Гена так и не выспался. На работу пришел злой и хмурый. Рейс был обычный, привычный: — из центра мимо аэропорта, мимо барахолки, до кладбища, а потом — обратно.
Первым рейсом, как всегда в воскресенье, ехали сплошь одни барахольщики. Продавцы и покупатели. С тюками, сумками, огромными портфелями... Косясь в зеркальце, Гена видел, что барахольщики — разные: старухи с бросовым тряпьем, хищные дамочки с дорогим товаром, бледные патлатые студенты с магнитофонными лентами и ношенными вельветовыми ботинками. Представители, так сказать, всех социальных слоев. «У-у, гады», — прошептал Гена, оглядывая публику.
Проехали мимо аэропорта. Пассажиры зашевелились, стали готовиться к выходу.
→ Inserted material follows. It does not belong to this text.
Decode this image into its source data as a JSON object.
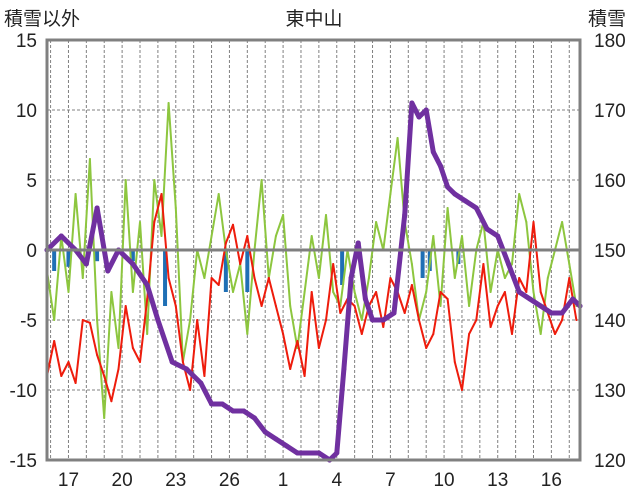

А вот и барахолка. Муравейник, улей пчелиный, гнездо паучье — шум, гам, толпа бескрайняя, пыльный туман, не разглядишь даже солнца сквозь эту пыль. Все что-то покупают, продают, кричат, торгуются, суетятся, жрут на ходу жирные беляши, продаваемые злыми лотошницами.
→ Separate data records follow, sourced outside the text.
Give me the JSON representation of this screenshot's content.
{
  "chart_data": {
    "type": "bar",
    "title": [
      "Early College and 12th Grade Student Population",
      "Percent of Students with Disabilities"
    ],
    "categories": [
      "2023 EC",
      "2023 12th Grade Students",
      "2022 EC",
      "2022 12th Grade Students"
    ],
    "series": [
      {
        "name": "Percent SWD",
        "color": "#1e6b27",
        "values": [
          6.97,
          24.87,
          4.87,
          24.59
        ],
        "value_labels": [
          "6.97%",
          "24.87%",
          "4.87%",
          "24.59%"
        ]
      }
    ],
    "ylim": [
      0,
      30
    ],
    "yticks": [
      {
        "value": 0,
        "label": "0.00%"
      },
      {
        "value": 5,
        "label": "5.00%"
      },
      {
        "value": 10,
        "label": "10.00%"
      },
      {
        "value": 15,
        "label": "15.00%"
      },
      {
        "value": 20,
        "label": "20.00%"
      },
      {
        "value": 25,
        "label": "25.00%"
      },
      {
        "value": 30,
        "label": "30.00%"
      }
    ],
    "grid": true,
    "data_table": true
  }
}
Автобус остановился. Но Гена почему-то дверей не распахивал.
— Шеф, отворяй ворота! — крикнул бойкий студентик. И все прочие тоже нетерпеливо зашумели. А в Гене — словно какая-то пружинка лопнула.
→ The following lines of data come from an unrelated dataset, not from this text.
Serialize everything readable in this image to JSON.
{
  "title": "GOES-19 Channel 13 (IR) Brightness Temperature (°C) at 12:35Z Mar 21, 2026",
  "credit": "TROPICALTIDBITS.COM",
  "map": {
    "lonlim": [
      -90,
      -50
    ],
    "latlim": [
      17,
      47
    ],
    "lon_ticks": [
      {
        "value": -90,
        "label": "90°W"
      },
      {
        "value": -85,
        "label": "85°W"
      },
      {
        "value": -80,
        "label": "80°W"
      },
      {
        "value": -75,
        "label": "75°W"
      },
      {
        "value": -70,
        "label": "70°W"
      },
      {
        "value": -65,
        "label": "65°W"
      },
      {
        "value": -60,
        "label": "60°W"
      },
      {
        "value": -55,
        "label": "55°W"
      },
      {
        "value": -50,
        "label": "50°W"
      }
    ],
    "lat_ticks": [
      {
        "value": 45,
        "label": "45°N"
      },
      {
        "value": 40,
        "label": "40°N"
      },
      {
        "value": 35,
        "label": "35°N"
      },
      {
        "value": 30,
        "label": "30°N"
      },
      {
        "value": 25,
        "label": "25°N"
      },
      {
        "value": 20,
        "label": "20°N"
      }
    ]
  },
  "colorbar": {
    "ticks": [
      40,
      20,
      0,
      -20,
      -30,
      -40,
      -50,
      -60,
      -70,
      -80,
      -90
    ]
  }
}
— Куда спешите, купцы? — спросил Гена в микрофон. — Куда торопитесь, спекулянты?
И двери не открывал.
— В чем дело, товарищ водитель? — просунулась в кабину дама в черном парике. — Что случилось?
— Почем парик? — спросил ее Гена.
— То есть, как это? — изумилась дама.
— А вот так, — и Гена нажал стартер.
Красный «икарус» медленно проплыл мимо барахолки, вырвался из облака пыли и помчался по дороге к кладбищу.
Гена насвистывал «мами-блюз» и весело поглядывал в зеркальце.
— Куда мы едем? Зачем? Что такое? Остановитесь! — кричали барахольщики, размахивая барахлом.
Возле кладбища Гена остановил автобус, распахнул обе дверцы, крикнул в микрофон:
— Эй, вы, купчишки! Коммерсанты! Вытряхивайтесь, господа, я вас на кладбище привез. Сгодится?
— Хулиган! — завизжала дама в парике. — Мерзавец!
— Спокойно, тетя, — Гена выглянул из кабины. — Вылезайте, господа, приехали.
— Надо же, какой оригинал, — произнес студент. — По-моему, он псих.
— Да он просто издевается! — крикнул гражданин в темно-синем железнодорожном плаще. — Но это ему не сойдет с рук. Водитель, как ваша фамилия?
— Моя фамилия — Чкалов, — сказал Гена. — Ну так что, господа? Выходить не желаете? Ладно. Сгодится. Тронулись дальше.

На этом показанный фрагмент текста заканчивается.